CARY
Agood real estate agent knew how to read people. Were my clients feeling a house? Were they happy with an offer they’d received? These were some of the questions that never got straight answers. A good agent was able to cut through the niceties and indirectness to know the truth of how a client felt.
I considered myself a good agent in that regard. Say a seven-point-five out of ten. But Derek was proving difficult when it came to one question in particular.
Do you remember my letter?!
I spent the start of our meeting trying to assess his reaction to me. Did he seem uncomfortable to be around me? Did he seem nonchalant? The answer was…a mix of both. He appeared clueless about the letter, but every now and then during our conversation, there would be a tiny shift in energy, a second or two where there was an added weight between us, kind of like seeing a bolt of lightning blip in the sky before it disappeared into the blackness.
Or maybe I could be overanalyzing.
Whatever he thought about the letter, he wanted to work with me as his agent, and that was paramount. We walked through downtown Sourwood to get to Deli Street Main. It seemed that the town got more into the holiday spirit with each passing hour: a new decoration added to a store window, another piece of garland spotted in a door frame.
“You ready to order?” Derek asked. His eyes crinkled into a gleefully nostalgic grin, his dimple making a deep crease in his bearded cheek. Alaska had made him broader, wider, stronger. I could not get over how rugged and attractive he was—and how much restraint I needed not to flirt with him, my half-assed attempt to ask about his current relationship via sinks notwithstanding.

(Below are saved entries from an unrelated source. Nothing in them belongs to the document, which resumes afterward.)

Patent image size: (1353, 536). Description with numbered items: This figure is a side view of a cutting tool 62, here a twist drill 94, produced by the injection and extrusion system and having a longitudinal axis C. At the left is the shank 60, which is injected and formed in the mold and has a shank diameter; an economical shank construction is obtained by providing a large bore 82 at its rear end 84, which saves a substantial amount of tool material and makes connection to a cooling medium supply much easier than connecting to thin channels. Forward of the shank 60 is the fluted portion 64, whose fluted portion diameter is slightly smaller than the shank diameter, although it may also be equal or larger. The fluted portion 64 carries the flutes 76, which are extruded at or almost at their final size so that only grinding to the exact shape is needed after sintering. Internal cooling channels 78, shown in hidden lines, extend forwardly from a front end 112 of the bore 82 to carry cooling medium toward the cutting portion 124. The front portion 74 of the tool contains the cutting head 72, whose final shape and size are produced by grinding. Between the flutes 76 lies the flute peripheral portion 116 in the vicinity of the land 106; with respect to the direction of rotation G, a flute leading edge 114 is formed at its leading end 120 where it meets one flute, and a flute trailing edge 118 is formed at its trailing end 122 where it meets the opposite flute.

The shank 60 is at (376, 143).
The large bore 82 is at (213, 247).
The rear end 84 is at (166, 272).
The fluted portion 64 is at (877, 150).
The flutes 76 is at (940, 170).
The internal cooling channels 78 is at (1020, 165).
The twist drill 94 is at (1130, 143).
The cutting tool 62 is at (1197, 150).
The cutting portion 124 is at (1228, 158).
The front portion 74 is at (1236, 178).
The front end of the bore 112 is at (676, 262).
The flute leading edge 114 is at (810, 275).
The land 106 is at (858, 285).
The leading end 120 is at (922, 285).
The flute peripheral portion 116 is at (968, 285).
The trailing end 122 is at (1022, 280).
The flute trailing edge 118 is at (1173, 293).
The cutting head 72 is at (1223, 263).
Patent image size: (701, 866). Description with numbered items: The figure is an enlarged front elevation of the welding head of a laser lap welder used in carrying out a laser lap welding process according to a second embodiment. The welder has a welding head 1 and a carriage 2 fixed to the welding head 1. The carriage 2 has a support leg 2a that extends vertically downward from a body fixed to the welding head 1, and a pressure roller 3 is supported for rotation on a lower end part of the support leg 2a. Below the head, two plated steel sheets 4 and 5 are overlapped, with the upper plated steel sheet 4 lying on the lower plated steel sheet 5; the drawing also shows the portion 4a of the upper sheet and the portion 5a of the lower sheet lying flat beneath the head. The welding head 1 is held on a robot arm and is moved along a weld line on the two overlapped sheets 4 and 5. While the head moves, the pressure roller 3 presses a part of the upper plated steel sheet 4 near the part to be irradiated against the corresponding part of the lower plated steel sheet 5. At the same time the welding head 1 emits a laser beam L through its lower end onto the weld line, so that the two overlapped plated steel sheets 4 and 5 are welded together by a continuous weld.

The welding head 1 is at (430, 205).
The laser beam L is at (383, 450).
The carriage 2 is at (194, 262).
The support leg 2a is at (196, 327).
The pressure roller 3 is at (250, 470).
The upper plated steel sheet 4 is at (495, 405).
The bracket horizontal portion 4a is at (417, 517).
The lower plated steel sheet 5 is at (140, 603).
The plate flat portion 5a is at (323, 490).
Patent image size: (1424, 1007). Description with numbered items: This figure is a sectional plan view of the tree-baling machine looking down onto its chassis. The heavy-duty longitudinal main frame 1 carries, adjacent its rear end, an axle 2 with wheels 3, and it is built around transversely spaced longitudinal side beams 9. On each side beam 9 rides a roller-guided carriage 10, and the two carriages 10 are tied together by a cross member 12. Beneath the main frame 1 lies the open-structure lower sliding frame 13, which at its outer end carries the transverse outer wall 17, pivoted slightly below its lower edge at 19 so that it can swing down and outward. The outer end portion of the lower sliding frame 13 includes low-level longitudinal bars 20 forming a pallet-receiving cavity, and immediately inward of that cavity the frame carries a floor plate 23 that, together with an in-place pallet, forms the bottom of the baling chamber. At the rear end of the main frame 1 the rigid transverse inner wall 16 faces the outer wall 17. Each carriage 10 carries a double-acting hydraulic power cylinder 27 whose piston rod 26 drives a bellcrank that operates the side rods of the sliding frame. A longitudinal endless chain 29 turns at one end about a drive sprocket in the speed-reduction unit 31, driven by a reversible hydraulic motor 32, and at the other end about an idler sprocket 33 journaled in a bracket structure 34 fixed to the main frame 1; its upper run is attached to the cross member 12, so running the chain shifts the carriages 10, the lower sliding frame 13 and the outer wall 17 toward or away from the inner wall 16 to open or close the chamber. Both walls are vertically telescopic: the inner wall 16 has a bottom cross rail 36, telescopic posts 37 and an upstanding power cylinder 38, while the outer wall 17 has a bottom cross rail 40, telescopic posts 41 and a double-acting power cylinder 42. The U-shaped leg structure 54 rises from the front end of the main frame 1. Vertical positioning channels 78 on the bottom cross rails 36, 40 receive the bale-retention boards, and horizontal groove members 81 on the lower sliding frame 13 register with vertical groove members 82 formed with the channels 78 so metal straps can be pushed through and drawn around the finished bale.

“I’m ready. Are you? It’s been a while.”
The owner of Deli Street Main was notoriously impatient. You had to give your order right away and step down the counter. Best practice was to look at the menu above the cash register before stepping in line. He hated when people got to the front and hemmed and hawed, holding everything up. If a person couldn’t say their order in ten seconds, he would boot them to the back of the line.
We got to the sandwich shop, which had a lunch line starting to form. Derek hung back to scan the menu, a smile curling onto his lips.
“They still have it,” he said. “The BBLT.”
The BBLT was a BLT with extra bacon. The owner wasn’t one for coming up with cute names for his grub.
“What are you having?” he asked me.
“My mainstay. The heart-healthy turkey.”
“Heart healthy?” Derek cocked his eyebrow in this way that could get the most hardened criminal to confess on the stand. “Your heart is fine.”
“For now. Because I’m eating heart healthy. How much bacon does one man need?”
“Unlimited. C’mon, Cary. Live a little.” He tipped his head to the side, another move that sent an unwelcome pulse of heat down my back.
“How is eating bacon living?”
“Because it tastes so good. Unlike turkey, which tastes like cardboard.”
“Thanksgiving begs to disagree with you.”
Derek stepped up to the counter and delivered his BBLT order as if he hadn’t missed a beat. “And extra chips.”
He shot me a wink, which was basically a lit match dropped onto a path of gasoline.
He is your client, Cary. Commission. Not coming.
Was this what it would’ve been like to go out to lunch with Derek in high school? Bantering about food choices and standing shoulder to shoulder in line, close enough to smell his cologne mixed with the lingering scent of oil on his jacket.
“You’re up.” Derek put his hand on my lower back, in the exact border spot that could either be friendly or erotic.
His touch made me lose all sense of verbal communication for a second. His hand spread across my lower back, igniting every nerve in its path.
“Your order?” The owner asked, already at the highest level of impatience.
“My order? Yes, I…well, I’ll…” I looked up at the board, panicking, my brain not functioning as long as Derek’s hand was on me. Could gravity please kick in and let that hand slip onto my ass?
Back to reality. Time was ticking. I couldn’t be booted to the back of the long lunch line in Derek’s presence.